As I sit here with a mug of hot tea, thankful for a snow day free from work, I'm also thankful for books like Raymie Nightingale. I don't know why it is that some adult fiction tends towards the absurd notion that life is all wine and roses. That has never been, will never be, the case. Which is why I love books that acknowledge sometimes life hurts but while still offering hope. That is pretty much this book in a nutshell.

Raymie, as the summary says, is trying to win a contest so she can get her picture in the paper and win her father back to their family. Her grief at his betrayal is to try and rectify the situation. You know and I know that her plan will never work, but she's a child where all the impossible things become possible so she has hope. 

But if she hadn't wanted to win the Little Miss Central Florida Tire competition, she would have never met Beverly and Louisiana. She goes from being a little girl with no friends to a little girl with 2 best friends.

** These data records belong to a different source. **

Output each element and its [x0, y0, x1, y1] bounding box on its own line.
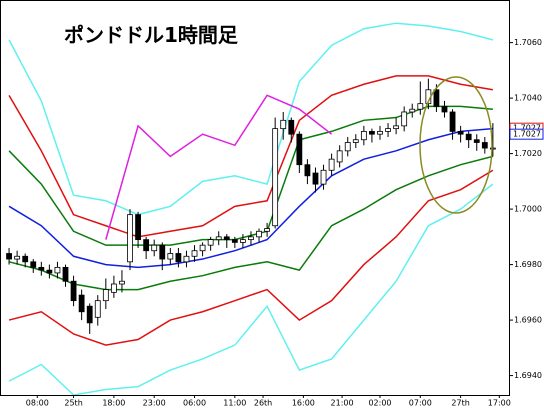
- plot-frame: [0, 0, 510, 396]
- candle-body: [320, 169, 327, 185]
- candle-body: [78, 294, 85, 313]
- candle-body: [385, 128, 391, 132]
- candle-body: [360, 131, 367, 141]
- x-tick-label: 17:00: [488, 399, 511, 408]
- candle-body: [393, 125, 400, 130]
- candle-body: [248, 236, 254, 241]
- price-marker-label: 1.7027: [513, 124, 541, 133]
- candle-body: [199, 244, 206, 252]
- x-tick-label: 16:00: [292, 399, 315, 408]
- candle-body: [449, 111, 456, 132]
- candle-body: [409, 108, 416, 113]
- candle-body: [46, 269, 53, 274]
- candle-body: [231, 239, 238, 243]
- candle-body: [94, 300, 101, 318]
- x-tick-label: 08:00: [26, 399, 49, 408]
- candle-body: [296, 133, 303, 166]
- candle-body: [473, 139, 480, 143]
- candle-body: [62, 266, 69, 282]
- candle-body: [191, 250, 198, 257]
- band-line: [8, 183, 494, 396]
- x-tick-label: 23:00: [143, 399, 166, 408]
- candle-body: [481, 142, 488, 149]
- candle-body: [183, 255, 190, 263]
- candle-body: [344, 142, 351, 152]
- candle-body: [175, 253, 182, 263]
- candle-body: [256, 230, 262, 238]
- candle-body: [102, 289, 109, 302]
- x-tick-label: 07:00: [409, 399, 432, 408]
- chart-title: ポンドドル1時間足: [64, 23, 239, 47]
- y-tick-label: 1.7060: [514, 38, 542, 47]
- candle-body: [143, 239, 150, 252]
- candle-body: [288, 119, 295, 135]
- x-tick-label: 11:00: [223, 399, 246, 408]
- x-tick-label: 21:00: [331, 399, 354, 408]
- price-marker-box: [509, 128, 544, 140]
- x-tick-label: 27th: [451, 399, 469, 408]
- candle-body: [264, 228, 270, 232]
- candle-body: [86, 305, 93, 324]
- candle-body: [304, 164, 311, 177]
- x-tick-label: 02:00: [368, 399, 391, 408]
- candle-body: [336, 150, 343, 163]
- candle-body: [6, 253, 12, 260]
- candle-body: [401, 111, 408, 127]
- candle-body: [110, 283, 117, 293]
- candle-body: [167, 253, 174, 260]
- candle-body: [457, 131, 464, 135]
- candle-body: [433, 89, 440, 107]
- band-line: [8, 75, 494, 238]
- candle-body: [151, 244, 158, 252]
- y-tick-label: 1.6980: [514, 260, 542, 269]
- x-tick-label: 26th: [254, 399, 272, 408]
- candle-body: [312, 172, 319, 185]
- highlight-ellipse: [419, 76, 493, 214]
- candle-body: [272, 128, 279, 227]
- candle-body: [38, 266, 45, 271]
- y-tick-label: 1.7000: [514, 205, 542, 214]
- candle-body: [489, 147, 496, 150]
- x-tick-label: 25th: [64, 399, 82, 408]
- candle-body: [223, 236, 230, 241]
- candle-body: [441, 106, 448, 113]
- candle-body: [54, 266, 61, 274]
- candle-body: [328, 158, 335, 171]
- candle-body: [70, 280, 77, 302]
- x-tick-label: 06:00: [183, 399, 206, 408]
- candle-body: [119, 280, 125, 285]
- y-tick-label: 1.6940: [514, 371, 542, 380]
- candle-body: [377, 131, 383, 135]
- candle-body: [352, 139, 359, 143]
- candle-body: [159, 244, 166, 260]
- band-line: [105, 94, 333, 240]
- candle-body: [14, 255, 21, 260]
- y-tick-label: 1.7040: [514, 94, 542, 103]
- candle-body: [369, 131, 375, 135]
- y-tick-label: 1.7020: [514, 149, 542, 158]
- candle-body: [127, 214, 133, 263]
- candle-body: [280, 119, 287, 130]
- band-line: [8, 169, 494, 346]
- candle-body: [417, 103, 424, 110]
- y-tick-label: 1.6960: [514, 316, 542, 325]
- price-marker-label: 1.7027: [513, 130, 541, 139]
- candle-body: [465, 133, 472, 141]
- candle-body: [207, 239, 214, 246]
- x-tick-label: 18:00: [102, 399, 125, 408]
- band-line: [8, 22, 494, 216]
- candle-body: [22, 255, 29, 263]
- candle-body: [215, 236, 222, 241]
- candle-body: [240, 239, 246, 243]
- candle-body: [30, 261, 37, 268]
- band-line: [8, 155, 494, 291]
- candle-body: [135, 214, 141, 241]
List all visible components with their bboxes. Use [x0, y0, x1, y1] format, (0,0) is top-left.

This book is both an easy read physically but a difficult read mentally. It deals with adultery, with suicidal thoughts, with broken families, and with the horrors of an animal center that takes in abandoned/unwanted pets in the 1970s. Not pretty pictures for children. But all so very real scenarios.

I'm glad I read Raymie Nightingale

I'm glad because the end of the book is so hopeful and I know these children will be alright. There's even a bit of a miracle that crops up at the end, some special magic that made me smile. Sometimes the most improbable miracle is the miracle you most wish could happen.

If your children prefer books about realism than you really don't get more realistic than this novel. I've never read anything by Kate DiCamillo and if I don't ever read anything by her again, that's okay, because I loved Raymie Nightingale.

2 books down from this challenge, 13 to go!